Last year, only 42% of black and Asian families agreed to donate their relative’s organs, compared to 66% of families from the overall population. Yet, over a third of patients waiting for a kidney transplant are from black, Asian and minority ethnic communities. Often their best chance of a match will come from someone of the same ethnic background. One in five people who died on the transplant waiting list last year was from a BAME background.

Sally Johnson, interim chief executive for NHS Blood and Transplant, says:

“Organ donation is supported by all the major religions and belief systems in the UK, but we understand that a person’s faith or beliefs can play a role in their decision whether or not to donate their organs.

NHS Blood and Transplant is committed to working with faith organisations, leaders, non-religious groups, hospital chaplains and pastoral carers to build awareness and break down perceived barriers.

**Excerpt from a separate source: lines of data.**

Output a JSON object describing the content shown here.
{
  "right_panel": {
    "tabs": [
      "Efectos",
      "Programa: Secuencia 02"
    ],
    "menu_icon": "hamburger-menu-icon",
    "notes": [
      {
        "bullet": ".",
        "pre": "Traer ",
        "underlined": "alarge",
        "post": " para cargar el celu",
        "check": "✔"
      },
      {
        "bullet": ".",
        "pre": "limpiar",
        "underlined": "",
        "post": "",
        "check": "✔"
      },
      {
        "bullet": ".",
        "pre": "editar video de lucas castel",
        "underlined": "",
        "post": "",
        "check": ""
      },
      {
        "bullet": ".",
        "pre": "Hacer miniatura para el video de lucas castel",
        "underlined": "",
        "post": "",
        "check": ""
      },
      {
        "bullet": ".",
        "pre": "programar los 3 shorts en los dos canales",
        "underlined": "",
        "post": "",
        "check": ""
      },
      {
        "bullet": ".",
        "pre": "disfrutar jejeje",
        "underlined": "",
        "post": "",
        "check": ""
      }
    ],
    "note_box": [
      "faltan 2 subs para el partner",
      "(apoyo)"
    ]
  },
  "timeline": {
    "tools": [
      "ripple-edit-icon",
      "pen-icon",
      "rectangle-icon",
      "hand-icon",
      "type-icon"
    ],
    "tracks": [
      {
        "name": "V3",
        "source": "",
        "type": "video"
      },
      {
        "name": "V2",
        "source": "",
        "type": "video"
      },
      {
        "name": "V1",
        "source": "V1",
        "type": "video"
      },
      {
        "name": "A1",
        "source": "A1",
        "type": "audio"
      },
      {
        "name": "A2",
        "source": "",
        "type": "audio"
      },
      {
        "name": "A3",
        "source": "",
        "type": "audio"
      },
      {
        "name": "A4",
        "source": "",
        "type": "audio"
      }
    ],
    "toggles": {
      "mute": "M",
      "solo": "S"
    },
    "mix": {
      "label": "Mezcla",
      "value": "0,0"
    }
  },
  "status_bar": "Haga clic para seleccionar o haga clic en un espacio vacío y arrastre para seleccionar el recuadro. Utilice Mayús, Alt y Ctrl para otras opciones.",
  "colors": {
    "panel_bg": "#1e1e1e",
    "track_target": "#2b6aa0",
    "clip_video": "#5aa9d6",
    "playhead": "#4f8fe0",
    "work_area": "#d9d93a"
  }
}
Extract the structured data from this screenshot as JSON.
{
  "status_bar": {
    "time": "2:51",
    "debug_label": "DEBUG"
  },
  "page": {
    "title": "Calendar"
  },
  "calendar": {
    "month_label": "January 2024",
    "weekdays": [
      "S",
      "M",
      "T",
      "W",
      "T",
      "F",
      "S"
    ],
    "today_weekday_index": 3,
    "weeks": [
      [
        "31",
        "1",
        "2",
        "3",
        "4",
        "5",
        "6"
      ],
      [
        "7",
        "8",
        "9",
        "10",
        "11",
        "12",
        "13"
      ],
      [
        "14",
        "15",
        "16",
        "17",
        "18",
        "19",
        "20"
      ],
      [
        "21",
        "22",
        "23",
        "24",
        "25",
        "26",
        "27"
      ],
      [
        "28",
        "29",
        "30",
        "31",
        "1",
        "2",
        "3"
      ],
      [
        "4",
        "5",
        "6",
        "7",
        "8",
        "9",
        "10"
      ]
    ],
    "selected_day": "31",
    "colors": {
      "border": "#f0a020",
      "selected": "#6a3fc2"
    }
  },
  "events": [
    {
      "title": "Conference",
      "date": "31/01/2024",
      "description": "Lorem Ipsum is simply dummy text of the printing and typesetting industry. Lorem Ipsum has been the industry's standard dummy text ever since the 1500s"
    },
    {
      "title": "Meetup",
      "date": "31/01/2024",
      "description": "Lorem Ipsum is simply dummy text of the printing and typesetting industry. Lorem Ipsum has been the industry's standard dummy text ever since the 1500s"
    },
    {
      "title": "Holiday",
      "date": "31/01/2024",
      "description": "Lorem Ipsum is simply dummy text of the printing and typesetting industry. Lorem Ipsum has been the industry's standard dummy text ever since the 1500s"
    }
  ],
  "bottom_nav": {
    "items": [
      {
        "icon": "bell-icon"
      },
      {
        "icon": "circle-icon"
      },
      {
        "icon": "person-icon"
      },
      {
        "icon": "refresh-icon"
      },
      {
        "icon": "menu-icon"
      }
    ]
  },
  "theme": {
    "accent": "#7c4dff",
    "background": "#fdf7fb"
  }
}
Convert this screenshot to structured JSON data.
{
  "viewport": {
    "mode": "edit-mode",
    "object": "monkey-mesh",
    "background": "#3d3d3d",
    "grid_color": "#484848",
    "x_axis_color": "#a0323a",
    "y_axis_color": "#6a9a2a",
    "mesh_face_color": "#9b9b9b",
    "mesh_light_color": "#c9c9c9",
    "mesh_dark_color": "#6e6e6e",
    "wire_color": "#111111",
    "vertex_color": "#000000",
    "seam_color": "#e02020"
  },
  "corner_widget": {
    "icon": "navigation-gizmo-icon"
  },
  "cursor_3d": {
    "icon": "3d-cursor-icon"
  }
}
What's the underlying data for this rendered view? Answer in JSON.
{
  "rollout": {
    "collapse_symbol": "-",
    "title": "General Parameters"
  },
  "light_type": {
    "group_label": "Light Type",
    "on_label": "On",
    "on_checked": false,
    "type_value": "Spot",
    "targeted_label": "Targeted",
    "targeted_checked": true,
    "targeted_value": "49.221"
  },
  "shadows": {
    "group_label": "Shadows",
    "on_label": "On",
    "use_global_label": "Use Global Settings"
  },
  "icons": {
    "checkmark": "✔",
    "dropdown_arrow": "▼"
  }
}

This is particularly important to address concerns and misconceptions about the organ donation process in black, Asian and minority ethnic communities.

We hope this declaration will provide additional reassurance to those who need it and we will see an increase in numbers of people from a wide variety of faiths and cultural backgrounds joining the NHS Organ Donor Register.”

Bimla Parmar, a Sikh with an Indian background, became a lifesaving organ donor when she died of a brain haemorrhage aged 68, after collapsing at home. Her daughter, Gurpreet Parmar, 39, says:

“My mum was not on the NHS Organ Donor Register, but my siblings and I were fine with it as we believed someone else should be helped by our loss. I personally had registered to be a donor a long time ago as I want to help someone else once I am gone. Mum was religious and loved by everyone. She was able to donate her lungs, kidneys and liver to four people.

“I hope more of my generation and younger educate the elders to sign up to donate and explain what their gift can mean to a family seeing their loved one struggle on a daily basis. I do hope my story will make more people sign up to donate!”

During the Government’s organ donation consultation, some faith groups and individual observers of faith or beliefs also requested visible ways for people to show their support for organ donation in the context of their faith.

Working with faith leaders and other organisations, such as Humanists UK, NHS Blood and Transplant have developed a selection of downloadable faith and belief-specific donor cards so people can show their support for donation alongside their own faith or beliefs as well as share with friends and family.

Gurch Randhawa, Professor of Diversity in Public Health & Director, Institute for Health Research and author of the Faith engagement and Organ donation action plan:

“The faith declaration is a positive step in ensuring that faith is recognised within the context of organ donation. It will enable NHS staff speak to your family about how organ donation can go ahead in line with your faith or beliefs, the specialist nurse will raise this when they approach your relatives about donation.”

“Our research shows that for some people, respecting their faith at end of life is very important and the declaration enables an individual to be reassured that their wishes to become an organ donor and carried out in accordance with their faith and beliefs.”